7. $maxTolerancia \leftarrow 3$ // hyperparameter

8. $bisection \leftarrow False$ // hyperparameter

9. $finished \leftarrow False$

10. $AODE \leftarrow \emptyset$ // the ensemble

11. $tolerance \leftarrow 0$

12. $numModelsInPack \leftarrow 0$

13. $maxAccuracy \leftarrow -1$

14.

15. // main loop

16. While $(\lnot finished)$

    1. $\pi \leftarrow SortFeatures(Vars, criterio, D[W])$

    2. $k \leftarrow 2^{tolerance}$

    3. if ($tolerance == 0$) $numItemsPack \leftarrow0$

    4. $P \leftarrow Head(\pi,k)$ // first k features in order

    5. $spodes \leftarrow \emptyset$

    6. $i \leftarrow 0$

    7. While ($i < size(P)$)

        1. $X \leftarrow P[i]$

        2. $i \leftarrow i + 1$

        3. $numItemsPack \leftarrow numItemsPack + 1$

        4. $Vars.remove(X)$

        5. $spode \leftarrow BuildSpode(X, {\cal{X}}, D[W])$

        6. $\hat{y}[] \leftarrow spode.Predict(D)$

        7. $\epsilon \leftarrow error(\hat{y}[], y[])$

        8. $\alpha \leftarrow \frac{1}{2} ln \left ( \frac{1-\epsilon}{\epsilon} \right )$

        9. if ($\epsilon > 0.5$)

            1. $finished \leftarrow True$

            2. break

        10. $spodes.add( (spode,\alpha_t) )$

        11. $W \leftarrow UpdateWeights(W,\alpha,y[],\hat{y}[])$

    8. $AODE.add( spodes )$

    9. if ($convergence \land \lnot finished$)

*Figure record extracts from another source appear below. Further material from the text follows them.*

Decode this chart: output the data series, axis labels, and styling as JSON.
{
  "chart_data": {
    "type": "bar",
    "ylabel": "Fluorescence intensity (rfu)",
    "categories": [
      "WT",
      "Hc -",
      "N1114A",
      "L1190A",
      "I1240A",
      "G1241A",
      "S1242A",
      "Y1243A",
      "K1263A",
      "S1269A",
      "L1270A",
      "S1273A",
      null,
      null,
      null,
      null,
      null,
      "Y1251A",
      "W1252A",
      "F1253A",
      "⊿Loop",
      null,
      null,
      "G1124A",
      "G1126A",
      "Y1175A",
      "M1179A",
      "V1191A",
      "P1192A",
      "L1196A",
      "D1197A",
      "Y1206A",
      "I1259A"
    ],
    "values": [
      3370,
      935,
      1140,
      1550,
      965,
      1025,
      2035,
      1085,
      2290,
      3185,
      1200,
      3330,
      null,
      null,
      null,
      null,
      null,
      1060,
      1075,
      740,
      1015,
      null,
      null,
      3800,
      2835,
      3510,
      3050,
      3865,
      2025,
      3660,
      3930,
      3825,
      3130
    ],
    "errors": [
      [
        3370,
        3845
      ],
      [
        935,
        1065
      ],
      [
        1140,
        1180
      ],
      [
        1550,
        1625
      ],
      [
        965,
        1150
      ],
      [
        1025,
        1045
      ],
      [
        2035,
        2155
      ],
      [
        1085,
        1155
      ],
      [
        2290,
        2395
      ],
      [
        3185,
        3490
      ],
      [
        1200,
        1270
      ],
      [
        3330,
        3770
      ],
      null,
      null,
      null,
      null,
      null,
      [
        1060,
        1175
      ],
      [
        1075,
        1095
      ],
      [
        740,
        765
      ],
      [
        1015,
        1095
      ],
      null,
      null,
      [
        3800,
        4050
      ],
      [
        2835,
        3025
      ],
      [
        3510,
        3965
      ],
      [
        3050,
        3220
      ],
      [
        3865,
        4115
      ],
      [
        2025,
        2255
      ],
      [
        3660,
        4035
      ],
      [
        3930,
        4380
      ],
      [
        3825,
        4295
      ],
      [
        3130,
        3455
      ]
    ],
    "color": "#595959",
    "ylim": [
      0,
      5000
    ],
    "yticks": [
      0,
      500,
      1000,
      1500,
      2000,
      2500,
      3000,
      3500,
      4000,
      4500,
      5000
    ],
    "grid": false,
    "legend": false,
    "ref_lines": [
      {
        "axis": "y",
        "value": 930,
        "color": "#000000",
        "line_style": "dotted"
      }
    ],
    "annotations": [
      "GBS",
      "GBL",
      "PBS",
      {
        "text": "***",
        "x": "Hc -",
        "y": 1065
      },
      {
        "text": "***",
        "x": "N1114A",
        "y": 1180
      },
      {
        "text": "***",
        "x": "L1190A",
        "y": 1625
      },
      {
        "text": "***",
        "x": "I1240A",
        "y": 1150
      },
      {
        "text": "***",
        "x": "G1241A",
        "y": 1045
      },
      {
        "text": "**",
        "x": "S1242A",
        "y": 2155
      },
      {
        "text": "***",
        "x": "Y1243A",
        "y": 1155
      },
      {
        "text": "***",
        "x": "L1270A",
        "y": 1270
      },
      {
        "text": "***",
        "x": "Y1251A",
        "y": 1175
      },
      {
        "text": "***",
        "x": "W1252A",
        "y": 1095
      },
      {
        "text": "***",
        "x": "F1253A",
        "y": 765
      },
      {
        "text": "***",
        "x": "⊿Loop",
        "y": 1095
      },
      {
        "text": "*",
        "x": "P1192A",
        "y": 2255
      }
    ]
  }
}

        1. $\hat{y}[] \leftarrow AODE.Predict(D)$

        2. $actualAccuracy \leftarrow accuracy(\hat{y}[], y[])$

        3. $if (maxAccuracy == -1)\; maxAccuracy \leftarrow actualAccuracy$

        4. if $((accuracy - maxAccuracy) < \delta)$ // result doesn't
            improve enough

            1. $tolerance \leftarrow tolerance + 1$

        5. else

            1. $tolerance \leftarrow 0$

            2. $numItemsPack \leftarrow 0$

    10. If $(Vars == \emptyset \lor tolerance>maxTolerance) \; finished \leftarrow True$

    11. $lastAccuracy \leftarrow max(lastAccuracy, actualAccuracy)$

17. if ($tolerance > maxTolerance$) // algorithm finished because of
    lack of convergence

    1. $removeModels(AODE, numItemsPack)$

18. Return $AODE$